Je ne suis pas un aficionado béat du name dropping sauvage. Mais, face à ces lignes dilatées et à ce processing si particulier qui lie plus que jamais l’art pictural et la musique (landscaping/soundscaping), comment ne pas penser à cet autre groupe légendaire qui fait la joie des suiveurs du label Kranky (Labradford, Low, Grouper, chacun y va de sa préférence) : le duo Stars Of The Lid. Et encore plus particulièrement celui de sa moitié, le juste génial Adam Wiltzie (A Winged Victory For The Sullen, Aix Em Klemm), qui, à grand renfort de lignes de guitares traitées et de romantisme céleste presque dénué de la moindre mélodie au sens propre, a su installer sa musique et celle qu’il composait avec Brian McBride comme une des oeuvres globales les plus passionnantes de ces vingts dernières années. Ouais, rien que ça, je sais, mais la passion ne sera jamais chez moi émancipée de certains excès. Si en plus, on ajoute à cela l’influence plus que probable des plus beaux et éthérés travaux de Brian Eno, la volupté et les vapeurs célestes ne sont pas loin de former leur halo.
Tout ça pour dire que bon nombre de musiciens se targuent d’avoir les mêmes influences et de continuer dans leur mesure à contribuer à ce qui fait l’ambient. Et que tout à fait humblement, dans un silence relatif et en conservant leur empreinte personnelle, les deux lascars du jour n’ont pas à rougir de ce qui les a probablement inspiré, tant ils réalisent ici un sans faute absolu.

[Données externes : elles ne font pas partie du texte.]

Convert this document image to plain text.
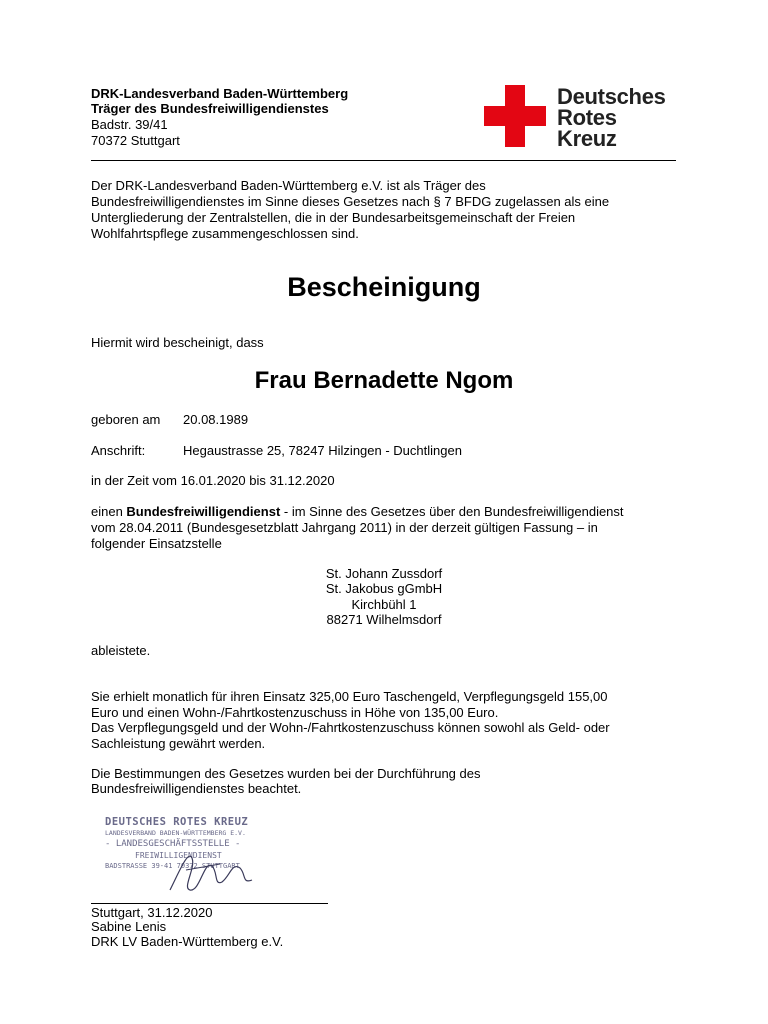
DRK-Landesverband Baden-Württemberg
Träger des Bundesfreiwilligendienstes
Badstr. 39/41
70372 Stuttgart
Deutsches
Rotes
Kreuz
Der DRK-Landesverband Baden-Württemberg e.V. ist als Träger des
Bundesfreiwilligendienstes im Sinne dieses Gesetzes nach § 7 BFDG zugelassen als eine
Untergliederung der Zentralstellen, die in der Bundesarbeitsgemeinschaft der Freien
Wohlfahrtspflege zusammengeschlossen sind.
Bescheinigung
Hiermit wird bescheinigt, dass
Frau Bernadette Ngom
geboren am 20.08.1989
Anschrift:	Hegaustrasse 25, 78247 Hilzingen - Duchtlingen
in der Zeit vom 16.01.2020 bis 31.12.2020
einen Bundesfreiwilligendienst - im Sinne des Gesetzes über den Bundesfreiwilligendienst
vom 28.04.2011 (Bundesgesetzblatt Jahrgang 2011) in der derzeit gültigen Fassung – in
folgender Einsatzstelle
St. Johann Zussdorf
St. Jakobus gGmbH
Kirchbühl 1
88271 Wilhelmsdorf
ableistete.
Sie erhielt monatlich für ihren Einsatz 325,00 Euro Taschengeld, Verpflegungsgeld 155,00
Euro und einen Wohn-/Fahrtkostenzuschuss in Höhe von 135,00 Euro.
Das Verpflegungsgeld und der Wohn-/Fahrtkostenzuschuss können sowohl als Geld- oder
Sachleistung gewährt werden.
Die Bestimmungen des Gesetzes wurden bei der Durchführung des
Bundesfreiwilligendienstes beachtet.
DEUTSCHES ROTES KREUZ
LANDESVERBAND BADEN-WÜRTTEMBERG E.V.
- LANDESGESCHÄFTSSTELLE -
FREIWILLIGENDIENST
BADSTRASSE 39-41 70372 STUTTGART
Stuttgart, 31.12.2020
Sabine Lenis
DRK LV Baden-Württemberg e.V.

Vapeurs brumeuses, déclinaisons de gris et d’or, captures instantanées des oscillations du ciel libéré de sa nature morte, les lignes dilatées de Pausal s’inscrivent dans un paysage pas si imaginaire que ça, comme les rayons du soleil caressent les âmes grises en octobre. Si de célestes tracés de guitares traitées en sont les éléments essentiels, différentes techniques et diverses intégrations ponctuent les sillons. Réverbération diluvienne, time stretching (truc qu’on m’a appris récemment), numérisation de sources acoustiques, échantillons captés sur la wax ou dans la nature, agrémentent l’ensemble de soupçons mélodiques et rythmiques indolents.

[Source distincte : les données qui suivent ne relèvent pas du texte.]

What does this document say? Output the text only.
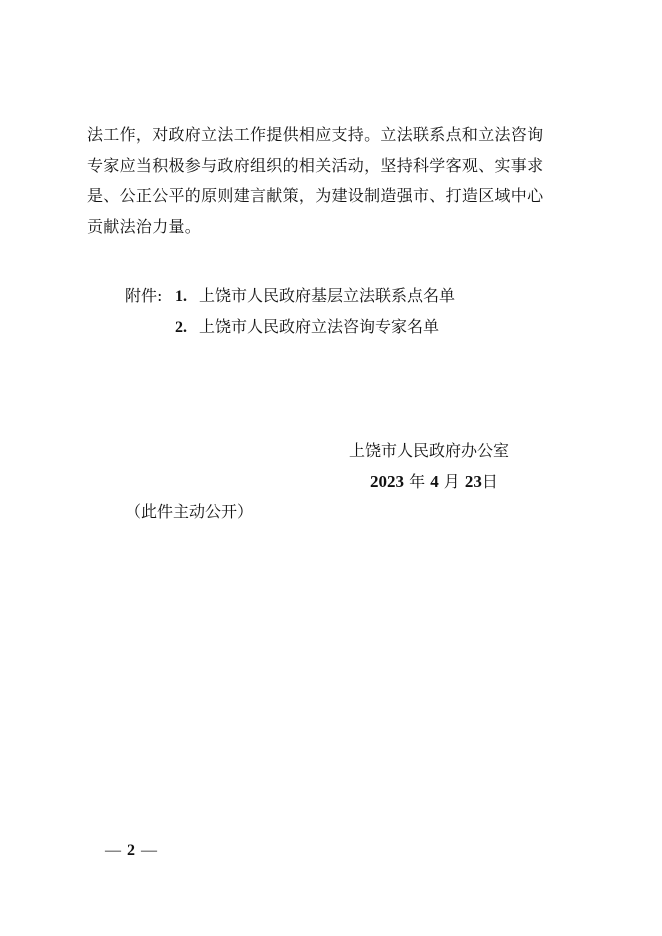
法工作，对政府立法工作提供相应支持。立法联系点和立法咨询
专家应当积极参与政府组织的相关活动，坚持科学客观、实事求
是、公正公平的原则建言献策，为建设制造强市、打造区域中心
贡献法治力量。

附件: 1. 上饶市人民政府基层立法联系点名单
2. 上饶市人民政府立法咨询专家名单
上饶市人民政府办公室
2023 年 4 月 23日
（此件主动公开）
— 2 —
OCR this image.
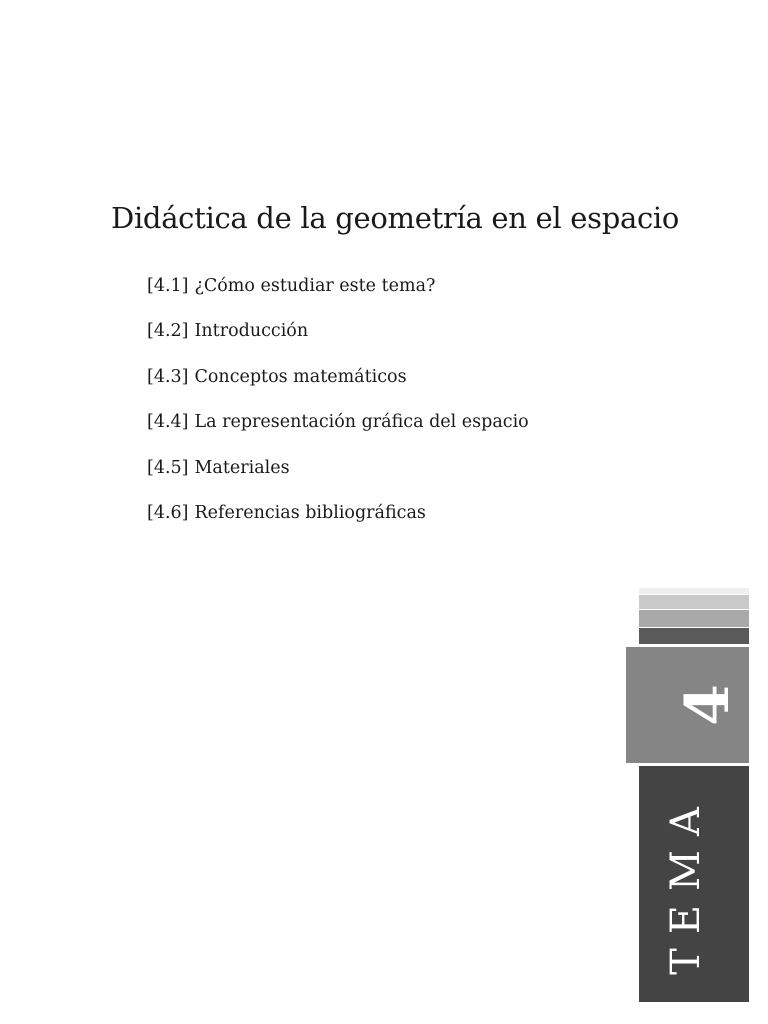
Didáctica de la geometría en el espacio
[4.1] ¿Cómo estudiar este tema?
[4.2] Introducción
[4.3] Conceptos matemáticos
[4.4] La representación gráfica del espacio
[4.5] Materiales
[4.6] Referencias bibliográficas
4
TEMA
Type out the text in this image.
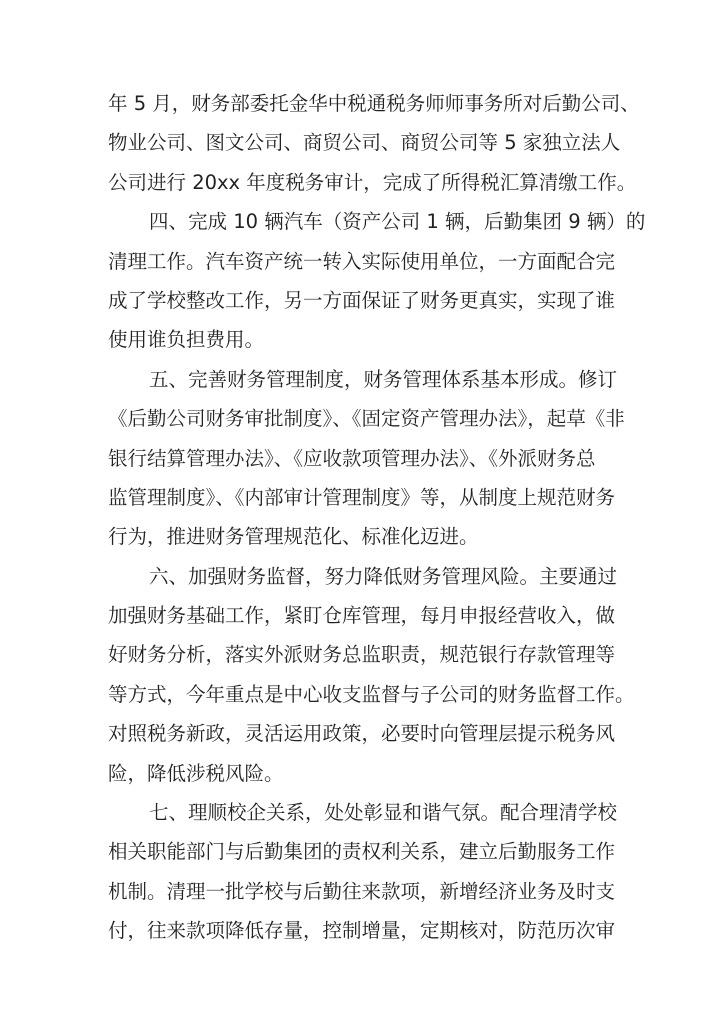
年 5 月，财务部委托金华中税通税务师师事务所对后勤公司、
物业公司、图文公司、商贸公司、商贸公司等 5 家独立法人
公司进行 20xx 年度税务审计，完成了所得税汇算清缴工作。
四、完成 10 辆汽车（资产公司 1 辆，后勤集团 9 辆）的
清理工作。汽车资产统一转入实际使用单位，一方面配合完
成了学校整改工作，另一方面保证了财务更真实，实现了谁
使用谁负担费用。
五、完善财务管理制度，财务管理体系基本形成。修订
《后勤公司财务审批制度》、《固定资产管理办法》，起草《非
银行结算管理办法》、《应收款项管理办法》、《外派财务总
监管理制度》、《内部审计管理制度》等，从制度上规范财务
行为，推进财务管理规范化、标准化迈进。
六、加强财务监督，努力降低财务管理风险。主要通过
加强财务基础工作，紧盯仓库管理，每月申报经营收入，做
好财务分析，落实外派财务总监职责，规范银行存款管理等
等方式，今年重点是中心收支监督与子公司的财务监督工作。
对照税务新政，灵活运用政策，必要时向管理层提示税务风
险，降低涉税风险。
七、理顺校企关系，处处彰显和谐气氛。配合理清学校
相关职能部门与后勤集团的责权利关系，建立后勤服务工作
机制。清理一批学校与后勤往来款项，新增经济业务及时支
付，往来款项降低存量，控制增量，定期核对，防范历次审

Les rayons se toisent, se dispersent puis se croisent à la lumière de l’astre pourpre. Comme un collyre camphré (au sens anesthésique du terme), le son de Pausal couvre les douleurs du coeur et les paysages souffreteux du quotidien pour révéler somme de détails et de reliefs insoupçonnés. Ainsi, une cymbale avec des envies de ride enveloppe les radiations de Vapour, un piano traité au laudanum sur Balance apporte son lot de nuances au spleen chaleureux pour trouver le tant recherché équilibre entre gris clair et gris foncé. Idem avec les cordes brutes et valétudinaires de l’ambivalent et spectral Topography. On enlève un calque obsolète pour dégriser ce sur quoi le regard se pose, ce qui permet de ne pas déformer la réalité mais d’en appréhender les contours avec un oeil neuf et rassuré. C’est juste beau, et ça s’écoute sans doute bien mieux que ça ne se décrit.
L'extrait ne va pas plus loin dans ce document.